这个接口最后返回的是一个 JSON 格式，是一个字符类型的 Label 名称列表。

我们来看一个例子：

$ curl 'localhost:9090/api/v1/labels'
{
    "status": "success",
    "data": [
        "__name__",
        "call",
        "code",
        "config",
        "dialer_name",
        "endpoint",
        "event",
        "goversion",
        "handler",
        "instance",
        "interval",
        "job",
        "le",
        "listener_name",
        "name",
        "quantile",
        "reason",
        "role",
        "scrape_job",
        "slice",
        "version"
    ]
}

获取 label 的值

这个接口可以获取指定 Label 名称的值：

GET /api/v1/label/<label_name>/values

URL 查询参数如下：

match[]= : 要查询的指标的 Series，可选。
start= : 开始时间戳，可选。
end= : 结束时间戳，可选。

这个接口最后返回的是一个 JSON 格式，是一个字符类型的 Label 名称列表。

我们来看一个例子，我们指定一个 Label 名称 job，

$ curl http://localhost:9090/api/v1/label/job/values
{
   "status" : "success",
   "data" : [
      "node",
      "prometheus"
   ]
}

查询 Exemplar

这是一个实验性的接口，未来可能会改变，当前版本是 v2.31.0。这个接口需要使用 --enable-feature=exemplar-storage 来进行开启，不开启是无法使用的。

Exemplars 这个接口包含 seriesLabels 、exemplars 两个字段，

seriesLabels 是一个 Label 键值对的列表，列举了当前 Metric 的所有 Label。
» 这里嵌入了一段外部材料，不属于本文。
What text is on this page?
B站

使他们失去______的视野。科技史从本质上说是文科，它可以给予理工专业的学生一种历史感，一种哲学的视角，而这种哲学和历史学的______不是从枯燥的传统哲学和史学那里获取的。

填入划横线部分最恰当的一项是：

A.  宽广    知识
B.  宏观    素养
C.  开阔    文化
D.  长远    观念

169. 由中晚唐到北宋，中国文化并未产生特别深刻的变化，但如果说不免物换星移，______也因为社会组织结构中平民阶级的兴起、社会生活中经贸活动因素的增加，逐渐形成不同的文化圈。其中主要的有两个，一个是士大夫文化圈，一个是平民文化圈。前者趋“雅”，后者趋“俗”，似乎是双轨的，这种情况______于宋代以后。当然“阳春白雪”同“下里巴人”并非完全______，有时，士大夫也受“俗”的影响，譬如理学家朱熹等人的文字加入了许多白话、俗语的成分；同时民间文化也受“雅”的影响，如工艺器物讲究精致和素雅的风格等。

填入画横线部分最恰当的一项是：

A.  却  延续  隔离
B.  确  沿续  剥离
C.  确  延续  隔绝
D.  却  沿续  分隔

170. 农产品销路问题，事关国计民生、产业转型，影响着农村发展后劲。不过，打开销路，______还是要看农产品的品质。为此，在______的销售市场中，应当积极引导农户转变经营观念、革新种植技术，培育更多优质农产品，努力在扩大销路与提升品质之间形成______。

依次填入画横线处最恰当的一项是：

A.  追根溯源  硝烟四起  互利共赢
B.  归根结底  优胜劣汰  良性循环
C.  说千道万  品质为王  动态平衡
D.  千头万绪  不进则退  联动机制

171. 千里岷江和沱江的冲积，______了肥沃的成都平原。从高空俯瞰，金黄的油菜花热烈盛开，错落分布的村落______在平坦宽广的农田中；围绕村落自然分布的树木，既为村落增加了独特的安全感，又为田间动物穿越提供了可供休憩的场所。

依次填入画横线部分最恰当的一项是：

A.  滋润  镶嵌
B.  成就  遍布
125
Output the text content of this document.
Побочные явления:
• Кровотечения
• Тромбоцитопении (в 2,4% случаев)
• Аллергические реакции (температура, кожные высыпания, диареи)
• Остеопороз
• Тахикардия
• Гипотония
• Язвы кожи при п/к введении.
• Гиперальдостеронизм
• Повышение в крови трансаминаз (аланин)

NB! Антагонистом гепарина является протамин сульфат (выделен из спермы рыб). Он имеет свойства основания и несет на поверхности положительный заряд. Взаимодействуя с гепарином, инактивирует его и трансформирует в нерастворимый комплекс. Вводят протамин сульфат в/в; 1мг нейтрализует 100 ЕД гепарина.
exemplars 是列举了存储的 traceID= 和他的值。

后边我们专门找个时间聊聊这些实验特性。

以下接口返回特定时间范围内有效 PromQL 查询的示例列表:

GET /api/v1/query_exemplars
POST /api/v1/query_exemplars

URL 查询参数如下：

query= : Prometheus 表达式查询语句。
start= : 开始时间戳。
end= : 结束时间戳。

我们来看个例子，指定 test_exemplar_metric_total 这个 Metric 去查询

$ curl -g 'http://localhost:9090/api/v1/query_exemplars?query=test_exemplar_metric_total&start=2020-09-14T15:22:25.479Z&end=2020-09-14T15:23:25.479Z'
{
    "status": "success",
    "data": [
        {
            "seriesLabels": {
                "__name__": "test_exemplar_metric_total",
                "instance": "localhost:8090",
                "job": "prometheus",
                "service": "bar"
            },
            "exemplars": [
                {
                    "labels": {
                        "traceID": "EpTxMJ40fUus7aGY"
                    },
                    "value": "6",
                    "timestamp": 1600096945.479,
                }
            ]
        },
        {
            "seriesLabels": {
                "__name__": "test_exemplar_metric_total",
                "instance": "localhost:8090",
                "job": "prometheus",
                "service": "foo"
            },
            "exemplars": [
                {
                    "labels": {
                        "traceID": "Olp9XHlq763ccsfa"
                    },
                    "value": "19",
                    "timestamp": 1600096955.479,
                },
                {
                    "labels": {
                        "traceID": "hCtjygkIHwAN9vs4"
                    },
                    "value": "20",
                    "timestamp": 1600096965.489,
                },
            ]
        }
    ]
}

Target 查询结果格式

Target

这个接口会返回 Prometheus Target 发现的当前状态。

GET /api/v1/targets

默认情况下 activeTargets 和 droppedTargets 都是请求响应的一部分。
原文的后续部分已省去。